KM leverages data mesh
Anzo is a scalable knowledge graph platform from Cambridge Semantics that is used for data integration and analytics. It features a horizontally scalable graph database called AnzoGraph DB. One of the challenges for graph databases has been managing the very large number of triples and connections and conducting analyses on them that emerge from large datasets. “In 2017, we introduced massively parallel processing components that allowed horizontal scaling,” said Sam Chance, principal consultant at Cambridge Semantics. “The result was a system that was able to compute a series of benchmark queries of just over one trillion triples in 2 hours, compared to an alternate system that took over 200 hours to perform the same operations.”
The ability of AnzoGraph DB to integrate across domains provides the benefits of the distributed environment of the data mesh while still being able to obtain and analyze data from other domains in a federated way. Within or across domains, subsets of data can be packaged and managed in the system as bundled products and included in a data catalog or “graph mart.”
In essence, the data product is a prepared, analytics-ready knowledge graph component. “However,” Chance pointed out, “users often have unanticipated questions, and requirements change, so the data product solution needs to answer ad hoc queries on demand and modify the data products easily.” AnzoGraph answers arbitrary queries, and RDF/ OWL knowledge graphs readily adapt to change—such as adding new data sources—which allows more agility in analyses.
Adopting a different mindset
Looking at packaged combinations of data as a data product requires a different mindset as compared to the traditional view of data as a raw material. “The data products should embody service-level agreements that are comparable to those that ensure the safety of a car that a manufacturer is going to sell,” continued Chance. “In other words, the data product should be reliable and accurate. But this is a tall order for a subject matter expert. Anzo abstracts the technical complexity so that subject matter experts can create data products.” The goal is to allow greater democratization in the use of data, so that citizen developers can be more proactive and empowered.

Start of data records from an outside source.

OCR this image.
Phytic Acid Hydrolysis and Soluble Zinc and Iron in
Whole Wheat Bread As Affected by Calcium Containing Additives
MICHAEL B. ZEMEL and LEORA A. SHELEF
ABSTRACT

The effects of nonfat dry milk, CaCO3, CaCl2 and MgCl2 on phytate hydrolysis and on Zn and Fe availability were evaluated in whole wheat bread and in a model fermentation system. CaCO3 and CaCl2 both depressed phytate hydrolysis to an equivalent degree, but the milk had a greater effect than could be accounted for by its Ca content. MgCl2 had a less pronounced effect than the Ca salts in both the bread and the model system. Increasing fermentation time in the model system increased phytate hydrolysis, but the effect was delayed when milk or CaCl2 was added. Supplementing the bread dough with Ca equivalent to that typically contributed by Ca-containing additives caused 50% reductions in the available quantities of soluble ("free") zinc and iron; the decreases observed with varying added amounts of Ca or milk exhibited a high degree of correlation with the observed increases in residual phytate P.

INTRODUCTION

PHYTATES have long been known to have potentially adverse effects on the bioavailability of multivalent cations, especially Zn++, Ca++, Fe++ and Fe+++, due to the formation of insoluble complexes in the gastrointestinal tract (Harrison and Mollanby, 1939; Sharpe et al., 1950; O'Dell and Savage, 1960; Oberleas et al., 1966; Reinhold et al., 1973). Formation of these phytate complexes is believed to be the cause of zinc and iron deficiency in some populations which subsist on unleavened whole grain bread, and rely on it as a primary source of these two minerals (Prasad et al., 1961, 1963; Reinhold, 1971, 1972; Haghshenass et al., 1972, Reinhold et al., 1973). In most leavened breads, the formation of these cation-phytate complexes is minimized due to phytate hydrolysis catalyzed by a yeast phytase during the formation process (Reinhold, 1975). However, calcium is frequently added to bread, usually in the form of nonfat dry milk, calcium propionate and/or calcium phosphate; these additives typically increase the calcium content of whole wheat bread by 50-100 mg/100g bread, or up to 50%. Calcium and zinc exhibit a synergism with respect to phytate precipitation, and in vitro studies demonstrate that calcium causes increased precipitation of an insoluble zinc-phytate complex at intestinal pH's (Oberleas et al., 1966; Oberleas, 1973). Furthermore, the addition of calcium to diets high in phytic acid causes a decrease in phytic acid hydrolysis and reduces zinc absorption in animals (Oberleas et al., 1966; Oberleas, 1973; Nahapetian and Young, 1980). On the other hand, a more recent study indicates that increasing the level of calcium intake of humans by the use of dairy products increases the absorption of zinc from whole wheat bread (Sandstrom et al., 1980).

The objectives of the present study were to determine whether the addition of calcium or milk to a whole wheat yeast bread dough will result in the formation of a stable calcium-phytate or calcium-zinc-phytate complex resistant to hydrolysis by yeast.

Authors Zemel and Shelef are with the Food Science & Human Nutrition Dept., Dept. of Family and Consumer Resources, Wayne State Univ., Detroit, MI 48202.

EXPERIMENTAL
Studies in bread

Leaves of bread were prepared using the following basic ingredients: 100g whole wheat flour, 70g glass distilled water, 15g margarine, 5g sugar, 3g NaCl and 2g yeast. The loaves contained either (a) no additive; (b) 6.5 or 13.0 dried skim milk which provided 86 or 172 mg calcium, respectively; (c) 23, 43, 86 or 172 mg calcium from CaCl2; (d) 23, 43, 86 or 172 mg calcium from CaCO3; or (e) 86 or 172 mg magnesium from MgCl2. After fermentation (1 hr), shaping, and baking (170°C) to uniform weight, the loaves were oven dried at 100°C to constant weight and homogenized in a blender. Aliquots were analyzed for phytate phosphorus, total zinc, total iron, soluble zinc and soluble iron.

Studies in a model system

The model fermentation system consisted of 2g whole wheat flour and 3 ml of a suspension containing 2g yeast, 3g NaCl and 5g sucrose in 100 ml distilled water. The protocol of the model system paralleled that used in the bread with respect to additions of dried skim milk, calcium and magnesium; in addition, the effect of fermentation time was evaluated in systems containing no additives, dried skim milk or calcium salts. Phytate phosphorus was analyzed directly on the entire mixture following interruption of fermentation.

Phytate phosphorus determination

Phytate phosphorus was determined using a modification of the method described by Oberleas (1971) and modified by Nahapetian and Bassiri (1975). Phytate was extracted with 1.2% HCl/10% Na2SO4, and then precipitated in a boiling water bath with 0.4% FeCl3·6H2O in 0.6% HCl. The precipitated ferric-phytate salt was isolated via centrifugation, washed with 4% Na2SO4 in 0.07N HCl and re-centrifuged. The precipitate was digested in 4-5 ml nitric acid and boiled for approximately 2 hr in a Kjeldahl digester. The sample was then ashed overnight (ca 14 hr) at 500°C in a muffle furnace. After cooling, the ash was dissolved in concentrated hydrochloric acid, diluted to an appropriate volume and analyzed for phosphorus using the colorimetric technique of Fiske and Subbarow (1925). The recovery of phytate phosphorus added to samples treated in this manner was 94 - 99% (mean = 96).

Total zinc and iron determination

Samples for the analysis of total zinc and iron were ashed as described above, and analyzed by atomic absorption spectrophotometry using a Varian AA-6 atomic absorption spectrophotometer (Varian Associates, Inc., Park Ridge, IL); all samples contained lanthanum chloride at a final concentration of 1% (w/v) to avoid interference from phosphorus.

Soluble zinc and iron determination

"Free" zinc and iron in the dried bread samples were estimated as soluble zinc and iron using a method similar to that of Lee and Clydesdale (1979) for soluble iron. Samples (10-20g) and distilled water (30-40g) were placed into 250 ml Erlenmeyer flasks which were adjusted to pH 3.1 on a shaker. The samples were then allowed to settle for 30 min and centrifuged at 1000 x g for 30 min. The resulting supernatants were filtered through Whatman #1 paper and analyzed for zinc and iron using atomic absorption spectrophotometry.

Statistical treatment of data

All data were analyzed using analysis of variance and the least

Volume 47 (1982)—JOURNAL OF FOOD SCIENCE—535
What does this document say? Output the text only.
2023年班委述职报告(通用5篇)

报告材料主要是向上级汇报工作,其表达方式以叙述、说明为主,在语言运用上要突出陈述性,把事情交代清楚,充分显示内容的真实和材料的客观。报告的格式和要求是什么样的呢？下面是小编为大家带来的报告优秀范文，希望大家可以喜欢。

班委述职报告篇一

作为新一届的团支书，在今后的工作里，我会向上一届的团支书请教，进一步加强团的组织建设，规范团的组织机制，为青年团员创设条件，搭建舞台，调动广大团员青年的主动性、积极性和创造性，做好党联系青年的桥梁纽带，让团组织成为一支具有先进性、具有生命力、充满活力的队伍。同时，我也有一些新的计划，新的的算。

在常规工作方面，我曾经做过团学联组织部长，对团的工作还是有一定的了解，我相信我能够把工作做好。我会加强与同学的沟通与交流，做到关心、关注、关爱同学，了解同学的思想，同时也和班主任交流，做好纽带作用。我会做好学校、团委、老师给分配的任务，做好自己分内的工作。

Among the benefits of data mesh come architectural complexity and its associated costs. Because data in a distributed environment is stored and analyzed locally, each domain needs its own infrastructure. Implementing data mesh enterprise-wide would not be the best fit for most organizations. But there is considerable interest in this approach. In a study by PwC of German companies with more than 1,000 employees, 60% reported that they already use data mesh. A survey reported by Dataversity indicates that around 40% of companies plan to implement data mesh in 2023.
It is likely that most organizations using data mesh will have hybrid environments in which the departments that require greater agility will implement data mesh and others will remain centralized. The key is to select the architecture best suited to each department and organizational function.